Cadet Jean Lud
Molecular Neuropsychiatry Research Branch, DHHS/NIH/NIDA Intramural Research Program, National Institutes of Health, 251 Bayview Boulevard, Baltimore, MD, 21224, USA.
Mol Neurobiol. 2016 Jan;53(1):545-560. doi: 10.1007/s12035-014-9040-y. Epub 2014 Dec 11.

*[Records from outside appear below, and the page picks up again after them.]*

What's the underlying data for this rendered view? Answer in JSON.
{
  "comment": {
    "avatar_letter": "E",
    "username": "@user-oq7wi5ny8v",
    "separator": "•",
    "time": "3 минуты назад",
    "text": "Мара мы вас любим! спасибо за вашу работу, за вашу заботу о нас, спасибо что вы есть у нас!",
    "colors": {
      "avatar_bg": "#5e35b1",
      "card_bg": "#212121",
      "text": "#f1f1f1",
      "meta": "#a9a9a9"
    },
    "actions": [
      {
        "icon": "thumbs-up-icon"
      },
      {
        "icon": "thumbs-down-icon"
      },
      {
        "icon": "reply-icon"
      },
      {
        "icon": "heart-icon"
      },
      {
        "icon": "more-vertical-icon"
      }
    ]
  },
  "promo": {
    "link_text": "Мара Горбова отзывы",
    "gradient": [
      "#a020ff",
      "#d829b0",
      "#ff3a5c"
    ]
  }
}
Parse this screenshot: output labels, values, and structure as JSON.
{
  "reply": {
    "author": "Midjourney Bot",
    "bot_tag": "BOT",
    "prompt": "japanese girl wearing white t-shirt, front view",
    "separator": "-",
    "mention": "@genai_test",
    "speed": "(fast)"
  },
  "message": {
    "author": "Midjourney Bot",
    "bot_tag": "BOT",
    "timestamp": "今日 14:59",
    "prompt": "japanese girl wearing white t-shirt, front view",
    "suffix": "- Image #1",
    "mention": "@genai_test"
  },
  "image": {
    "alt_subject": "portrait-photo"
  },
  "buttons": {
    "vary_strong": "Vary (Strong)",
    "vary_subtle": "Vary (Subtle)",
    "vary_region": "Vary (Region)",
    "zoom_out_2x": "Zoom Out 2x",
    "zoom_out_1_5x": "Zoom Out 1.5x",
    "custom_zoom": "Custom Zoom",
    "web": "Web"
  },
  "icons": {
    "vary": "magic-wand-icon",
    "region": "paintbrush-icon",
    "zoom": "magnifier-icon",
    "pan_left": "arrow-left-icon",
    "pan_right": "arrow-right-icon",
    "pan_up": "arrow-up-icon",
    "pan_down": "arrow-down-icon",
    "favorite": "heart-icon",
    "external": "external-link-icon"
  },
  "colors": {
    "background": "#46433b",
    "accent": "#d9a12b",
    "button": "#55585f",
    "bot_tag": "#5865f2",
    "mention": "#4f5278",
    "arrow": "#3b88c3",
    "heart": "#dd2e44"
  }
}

Substance use disorders (SUDs) are highly prevalent. SUDs involve vicious cycles of binges followed by occasional periods of abstinence with recurrent relapses despite treatment and adverse medical and psychosocial consequences. There is convincing evidence that early and adult stressful life events are risks factors for the development of addiction and serve as cues that trigger relapses. Nevertheless, the fact that not all individuals who face traumatic events develop addiction to licit or illicit drugs suggests the existence of individual and/or familial resilient factors that protect these mentally healthy individuals. Here, I give a brief overview of the epigenetic bases of responses to stressful events and of epigenetic changes associated with the administration of drugs of abuse. I also discuss the psychobiology of resilience and alterations in epigenetic markers that have been observed in models of resilience. Finally, I suggest the possibility that treatment of addiction should involve cognitive and pharmacological approaches that enhance resilience in at risk individuals. Similar approaches should also be used with patients who have already succumbed to the nefarious effects of addictive substances.
物质使用障碍(SUDs)极为普遍。SUDs涉及暴饮暴食的恶性循环,随后是偶尔的戒断期,尽管接受了治疗,但仍会复发,并伴有不良的医学和心理社会后果。有确凿证据表明,早年和成年期的应激性生活事件是成瘾发展的风险因素,并作为触发复发的线索。然而,并非所有经历创伤性事件的个体都会对合法或非法药物成瘾,这一事实表明存在个体和/或家族性的复原力因素,可保护这些心理健康的个体。在此,我简要概述对应激性事件反应的表观遗传基础以及与滥用药物给药相关的表观遗传变化。我还将讨论复原力的心理生物学以及在复原力模型中观察到的表观遗传标记的变化。最后,我提出成瘾治疗应涉及认知和药理学方法,以增强高危个体的复原力。对于已经受到成瘾物质有害影响的患者,也应采用类似的方法。